Students will be provided with a platform to express their views and set policy direction regarding the future of the European Education Area (EEA) and European Research Area (ERA).
UNIC is a platform through which students, through new mobility frameworks (Erasmus exchanges, virtual exchanges and physical and virtual workshops), gain access to European universities, gain European experiences and have the opportunity to learn about diversity and multiculturalism while enjoying the opportunity undertake to acquire European languages and experiences.
This deepens their educational experience while increasing their value and attractiveness to employers.
friendship across borders
The EUI as an opportunity hit us as the global pandemic gripped us and locked us in. It was a time of enormous stress for people, but thanks to MS Teams and Zoom platforms, new friends and colleagues from all over Europe were beamed into our homes, bedrooms and broom closets, opening an exciting and new horizon.
The positive impact of the EUI on the mental health of stakeholders should therefore not be underestimated. While we were working hard on the pilot phase, war was declared on Europe and European solidarity has never been more important than now.
How privileged we are to now have a ready-made group of friends and allies in nine member states and Turkey. In crafting our own response to the Ukraine crisis, we have learned from each other and developed programs to support scientists fleeing war.
do things differently
Ireland is a country where universities are not as well funded as elsewhere and participation in UNIC supports other successful European funding applications.
Ireland wants to be the front and center of the EEA and ERA. To do this, the government must support the participating universities. In an unprecedented way, and as a result of lobbying by Irish higher education institutions participating in EUIs, the Irish Government made financial support available to participating institutions in 2022, but it is not yet clear if support will be provided in 2023.

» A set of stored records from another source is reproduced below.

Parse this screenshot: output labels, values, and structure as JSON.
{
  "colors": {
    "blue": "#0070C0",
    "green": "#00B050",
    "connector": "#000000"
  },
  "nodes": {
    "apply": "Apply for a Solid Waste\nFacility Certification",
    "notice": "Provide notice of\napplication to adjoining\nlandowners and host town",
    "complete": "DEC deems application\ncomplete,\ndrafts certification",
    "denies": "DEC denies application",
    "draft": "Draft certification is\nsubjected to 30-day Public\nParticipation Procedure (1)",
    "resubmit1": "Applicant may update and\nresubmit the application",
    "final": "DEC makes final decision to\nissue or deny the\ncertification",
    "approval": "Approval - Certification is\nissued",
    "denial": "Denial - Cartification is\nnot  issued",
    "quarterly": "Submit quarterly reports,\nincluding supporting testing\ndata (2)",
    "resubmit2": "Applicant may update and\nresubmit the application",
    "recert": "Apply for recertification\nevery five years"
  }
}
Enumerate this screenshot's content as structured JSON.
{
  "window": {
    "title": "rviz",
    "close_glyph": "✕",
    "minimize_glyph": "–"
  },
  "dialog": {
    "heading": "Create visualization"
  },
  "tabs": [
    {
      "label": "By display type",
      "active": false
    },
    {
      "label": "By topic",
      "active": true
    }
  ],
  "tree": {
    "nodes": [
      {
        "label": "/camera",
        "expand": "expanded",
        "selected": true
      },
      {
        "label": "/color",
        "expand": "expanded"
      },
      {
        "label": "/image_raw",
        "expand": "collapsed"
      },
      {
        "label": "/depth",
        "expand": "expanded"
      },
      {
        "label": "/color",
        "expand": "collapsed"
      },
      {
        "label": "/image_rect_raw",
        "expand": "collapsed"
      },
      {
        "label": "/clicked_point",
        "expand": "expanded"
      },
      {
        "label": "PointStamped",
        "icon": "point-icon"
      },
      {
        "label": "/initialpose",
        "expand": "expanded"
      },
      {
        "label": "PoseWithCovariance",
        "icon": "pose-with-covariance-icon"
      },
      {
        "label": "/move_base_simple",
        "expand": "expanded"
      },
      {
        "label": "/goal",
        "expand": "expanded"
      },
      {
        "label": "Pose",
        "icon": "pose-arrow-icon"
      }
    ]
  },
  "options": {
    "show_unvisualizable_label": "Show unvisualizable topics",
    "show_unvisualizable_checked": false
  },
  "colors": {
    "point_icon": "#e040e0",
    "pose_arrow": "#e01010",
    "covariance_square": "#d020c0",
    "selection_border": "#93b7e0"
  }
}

The value of this is clear. Governments are now watching what each other are doing and learning from each other – all catalyzed by this initiative.
UNIC has prompted us to question our approach to developing new teaching programmes, how we deliver courses, why we do things a certain way and if there might be another, more effective way of doing it.
We quickly realize that many of the bottlenecks are within our own control and that we can make decisions internally to do things differently to have a greater impact.
A European future
European universities are at the forefront of European and international policy changes in higher education and can access significant funding for research and education (€1.1 billion – equivalent to $1.14 billion – by 2027 under Erasmus+ alone).
UNIC offers a partnership for urban sustainability, diversity and inclusion, and civic and community engagement.
Further opportunities arise from the recently announced EU mission for 100 carbon neutral and smart cities by 2030. Out of the 10 UNIC partner cities, six have been selected for this programme: Cork, Malmö, Rotterdam, Lodz, Zagreb and Istanbul.
Through UNIC, we offer UCC students and staff a European experience and offer a value proposition for attracting international (non-EU) students. As a member of UNIC, UCC is well positioned in the post-Brexit era to celebrate Ireland’s 50th year of membership of the EU in 2023 and to inform European politics and raise Ireland’s profile on the European stage.
dr Jean van Sinderen-Law is Deputy Vice-President, Director of European Relations and Public Affairs and Director of UNIC UCC, European University of Post-Industrial Cities at University College Cork, Ireland.